= Pyrimidine metabolism =

Set of biological pathways

Pyrimidine biosynthesis occurs both in the body and through organic synthesis.

==De novo biosynthesis of pyrimidine ==

Summary of pyrimidine nucleotide biosynthesis pathways
| Steps | Enzymes | Products | Notes |
|---|---|---|---|
| 1 | carbamoyl phosphate synthetase II | carbamoyl phosphate | This is the regulated step in the pyrimidine biosynthesis in animals. |
| 2 | aspartic transcarbamoylase (aspartate carbamoyl transferase) | carbamoyl aspartic acid | The phosphate group is replaced with Aspartate. This is the regulated step in the pyrimidine biosynthesis in bacteria. |
| 3 | dihydroorotase | dihydroorotate | Ring formation and Dehydration. |
| 4 | dihydroorotate dehydrogenase (the only mitochondrial enzyme) | orotate | Dihydroorotate then enters the mitochondria where it is oxidized through removal of hydrogens. This is the only mitochondrial step in nucleotide ring biosynthesis. |
| 5 | orotate phosphoribosyltransferase | OMP | PRPP donates a Ribose group. |
| 6 | OMP decarboxylase | UMP | Decarboxylation |
|  | uridine-cytidine kinase 2 | UDP | Phosphorylation. ATP is used. |
|  | nucleoside diphosphate kinase | UTP | Phosphorylation. ATP is used. |
|  | CTP synthase | CTP | Glutamine and ATP are used. |

De novo biosynthesis of a pyrimidine is catalyzed by three gene products: CAD, dihydroorotate dehydrogenase (DHODH) and uridine monophosphate synthetase (UMPS). The first three enzymes of the process are all coded by the same gene, CAD, which consists of carbamoyl phosphate synthetase II, aspartate carbamoyltransferase and dihydroorotase. DHODH, unlike CAD and UMPS, is a mono-functional enzyme and is localized in the mitochondria. UMPS is a bifunctional enzyme consisting of orotate phosphoribosyltransferase (OPRT) and orotidine monophosphate decarboxylase (OMPDC). Both CAD and UMPS are localized around the mitochondria, in the cytosol. In Fungi, a similar protein exists but lacks the dihydroorotase function: another protein catalyzes the second step.
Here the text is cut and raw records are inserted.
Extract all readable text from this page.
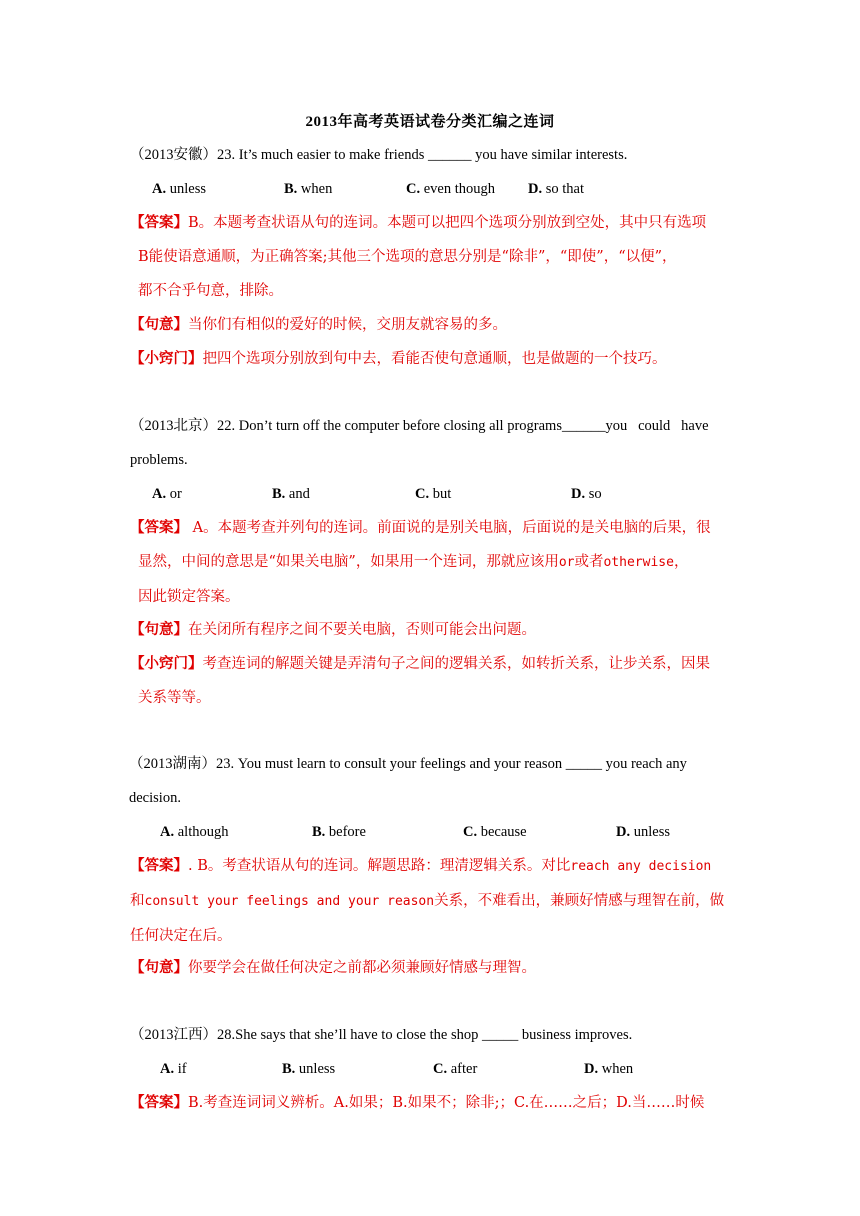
2013年高考英语试卷分类汇编之连词
（2013安徽）23. It’s much easier to make friends ______ you have similar interests.
A. unless	B. when	C. even though D. so that
【答案】B。本题考查状语从句的连词。本题可以把四个选项分别放到空处，其中只有选项
B能使语意通顺，为正确答案;其他三个选项的意思分别是“除非”，“即使”，“以便”，
都不合乎句意，排除。
【句意】当你们有相似的爱好的时候，交朋友就容易的多。
【小窍门】把四个选项分别放到句中去，看能否使句意通顺，也是做题的一个技巧。
（2013北京）22. Don’t turn off the computer before closing all programs______you   could   have
problems.
A. or	B. and	C. but	D. so
【答案】 A。本题考查并列句的连词。前面说的是别关电脑，后面说的是关电脑的后果，很
显然，中间的意思是“如果关电脑”，如果用一个连词，那就应该用or或者otherwise，
因此锁定答案。
【句意】在关闭所有程序之间不要关电脑，否则可能会出问题。
【小窍门】考查连词的解题关键是弄清句子之间的逻辑关系，如转折关系，让步关系，因果
关系等等。
（2013湖南）23. You must learn to consult your feelings and your reason _____ you reach any
decision.
A. although	B. before	C. because	D. unless
【答案】. B。考查状语从句的连词。解题思路：理清逻辑关系。对比reach any decision
和consult your feelings and your reason关系，不难看出，兼顾好情感与理智在前，做
任何决定在后。
【句意】你要学会在做任何决定之前都必须兼顾好情感与理智。
（2013江西）28.She says that she’ll have to close the shop _____ business improves.
A. if	B. unless	C. after	D. when
【答案】B.考查连词词义辨析。A.如果；B.如果不；除非;；C.在……之后；D.当……时候
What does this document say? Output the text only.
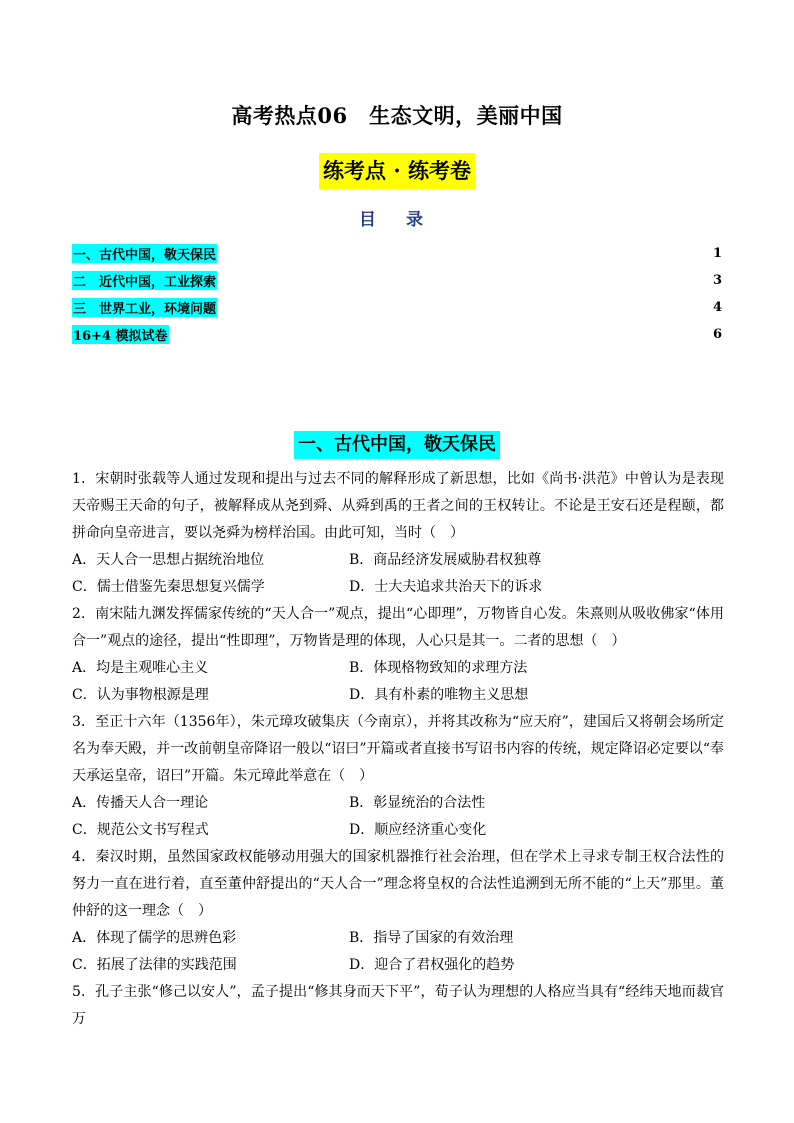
高考热点06　生态文明，美丽中国
练考点 · 练考卷
目 录
一、古代中国，敬天保民	1
二　近代中国，工业探索	3
三　世界工业，环境问题	4
16+4 模拟试卷	6
一、古代中国，敬天保民
1．宋朝时张载等人通过发现和提出与过去不同的解释形成了新思想，比如《尚书·洪范》中曾认为是表现天帝赐王天命的句子，被解释成从尧到舜、从舜到禹的王者之间的王权转让。不论是王安石还是程颐，都拼命向皇帝进言，要以尧舜为榜样治国。由此可知，当时（　）
A．天人合一思想占据统治地位	B．商品经济发展威胁君权独尊
C．儒士借鉴先秦思想复兴儒学	D．士大夫追求共治天下的诉求
2．南宋陆九渊发挥儒家传统的“天人合一”观点，提出“心即理”，万物皆自心发。朱熹则从吸收佛家“体用合一”观点的途径，提出“性即理”，万物皆是理的体现，人心只是其一。二者的思想（　）
A．均是主观唯心主义	B．体现格物致知的求理方法
C．认为事物根源是理	D．具有朴素的唯物主义思想
3．至正十六年（1356年），朱元璋攻破集庆（今南京），并将其改称为“应天府”，建国后又将朝会场所定名为奉天殿，并一改前朝皇帝降诏一般以“诏曰”开篇或者直接书写诏书内容的传统，规定降诏必定要以“奉天承运皇帝，诏曰”开篇。朱元璋此举意在（　）
A．传播天人合一理论	B．彰显统治的合法性
C．规范公文书写程式	D．顺应经济重心变化
4．秦汉时期，虽然国家政权能够动用强大的国家机器推行社会治理，但在学术上寻求专制王权合法性的努力一直在进行着，直至董仲舒提出的“天人合一”理念将皇权的合法性追溯到无所不能的“上天”那里。董仲舒的这一理念（　）
A．体现了儒学的思辨色彩	B．指导了国家的有效治理
C．拓展了法律的实践范围	D．迎合了君权强化的趋势
5．孔子主张“修己以安人”，孟子提出“修其身而天下平”，荀子认为理想的人格应当具有“经纬天地而裁官万
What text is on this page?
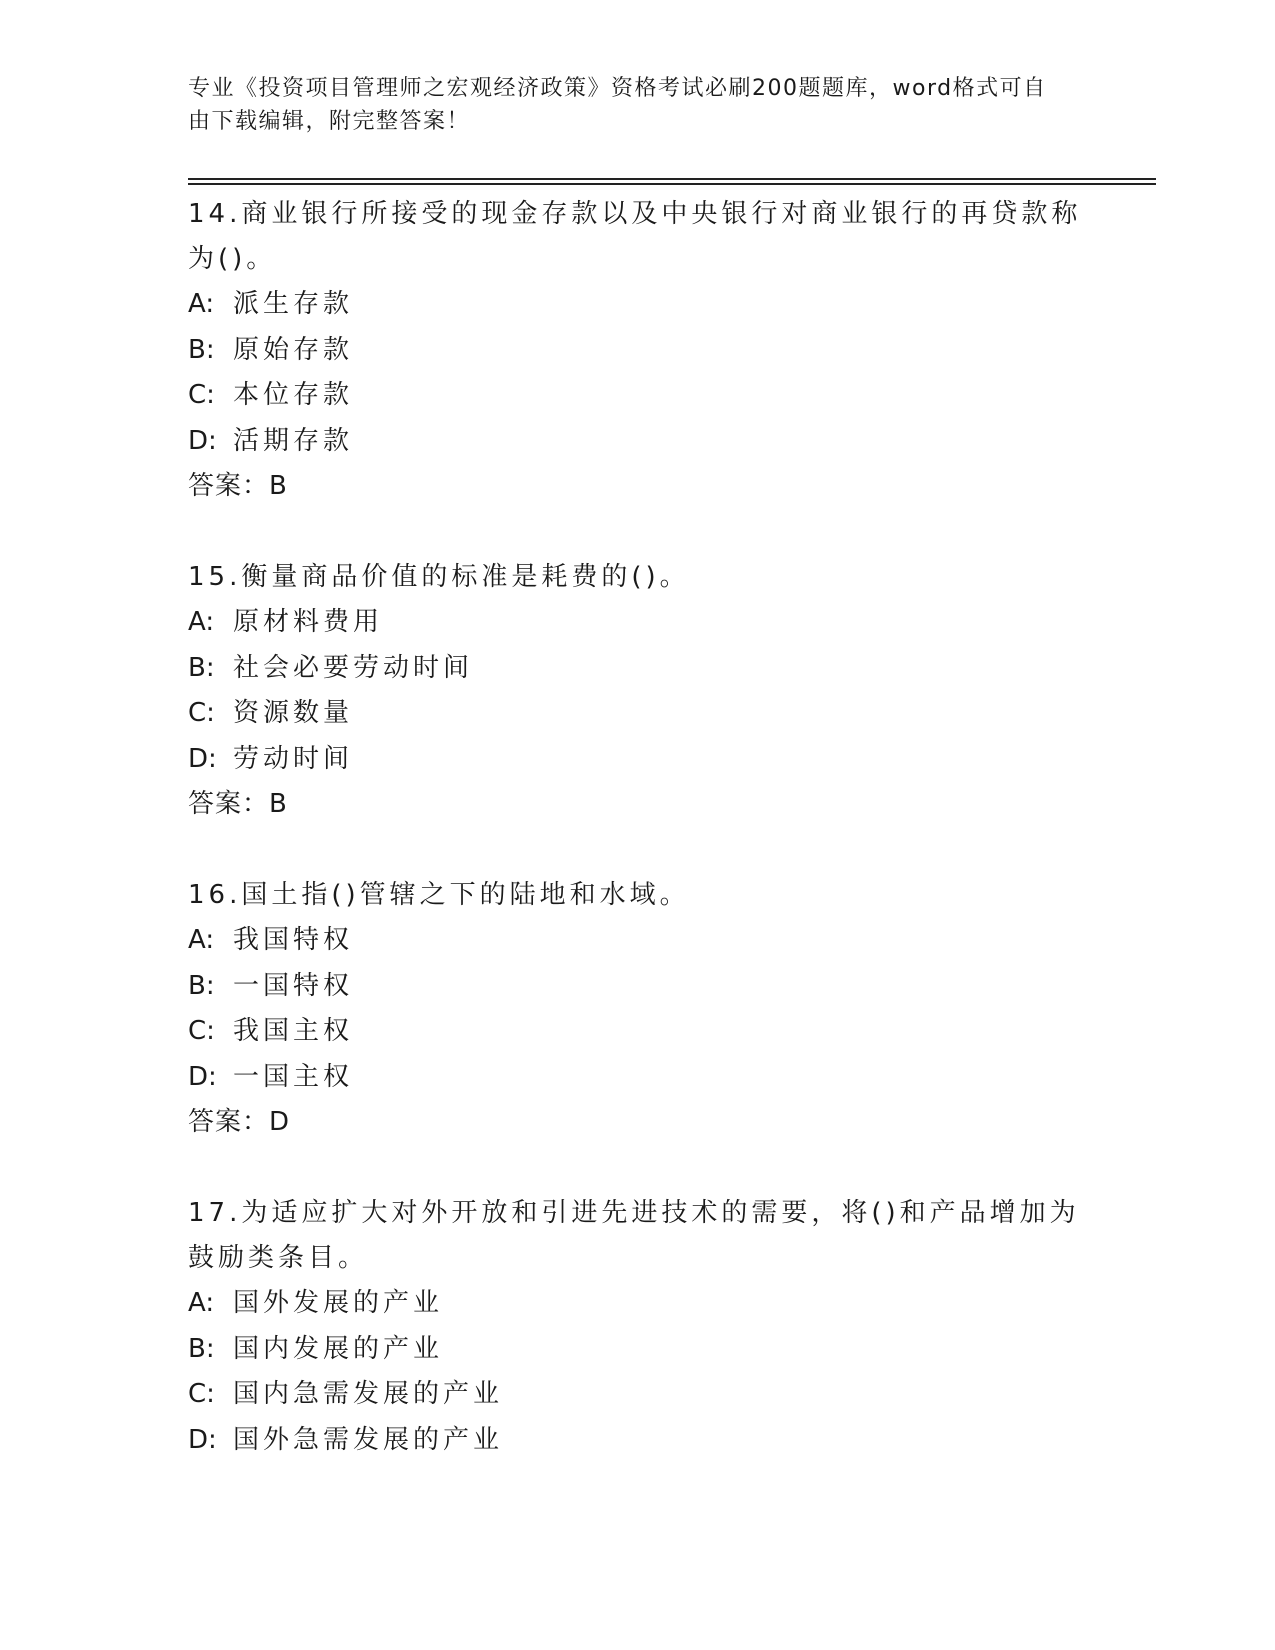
专业《投资项目管理师之宏观经济政策》资格考试必刷200题题库，word格式可自由下载编辑，附完整答案！

14.商业银行所接受的现金存款以及中央银行对商业银行的再贷款称为()。

A: 派生存款

B: 原始存款

C: 本位存款

D: 活期存款

答案：B

15.衡量商品价值的标准是耗费的()。

A: 原材料费用

B: 社会必要劳动时间

C: 资源数量

D: 劳动时间

答案：B

16.国土指()管辖之下的陆地和水域。

A: 我国特权

B: 一国特权

C: 我国主权

D: 一国主权

答案：D

17.为适应扩大对外开放和引进先进技术的需要，将()和产品增加为鼓励类条目。

A: 国外发展的产业

B: 国内发展的产业

C: 国内急需发展的产业

D: 国外急需发展的产业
In other organisms (Bacteria, Archaea and the other Eukaryota), the first three steps are done by three different enzymes.

== Pyrimidine catabolism ==

Pyrimidines are ultimately catabolized (degraded) to CO_{2}, H_{2}O, and urea. Cytosine can be broken down to uracil, which can be further broken down to N-carbamoyl-β-alanine, and then to beta-alanine, CO_{2}, and ammonia by beta-ureidopropionase. Thymine is broken down into β-aminoisobutyrate which can be further broken down into intermediates eventually leading into the citric acid cycle.

β-aminoisobutyrate acts as a rough indicator for rate of DNA turnover.

=== Regulations of pyrimidine nucleotide biosynthesis ===
Through negative feedback inhibition, the end-products UTP and UDP prevent the enzyme CAD from catalyzing the reaction in animals. Conversely, PRPP and ATP act as positive effectors that enhance the enzyme's activity.

==Pharmacotherapy==
Modulating the pyrimidine metabolism pharmacologically has therapeutical uses, and could implement in cancer treatment.

Pyrimidine synthesis inhibitors are used in active moderate to severe rheumatoid arthritis and psoriatic arthritis, as well as in multiple sclerosis. Examples include Leflunomide and Teriflunomide (the active metabolite of leflunomide).

==Prebiotic synthesis of pyrimidine nucleotides==

In order to understand how life arose, knowledge is required of the chemical pathways that permit formation of the key building blocks of life under plausible prebiotic conditions. The RNA world hypothesis holds that in the primordial soup there existed free-floating pyrimidine and purine ribonucleotides, the fundamental molecules that combine in series to form RNA. Complex molecules such as RNA must have emerged from relatively small molecules whose reactivity was governed by physico-chemical processes. RNA is composed of pyrimidine and purine nucleotides, both of which are necessary for reliable information transfer, and thus natural selection and Darwinian evolution. Becker et al. showed how pyrimidine nucleosides can be synthesized from small molecules and ribose, driven solely by wet-dry cycles.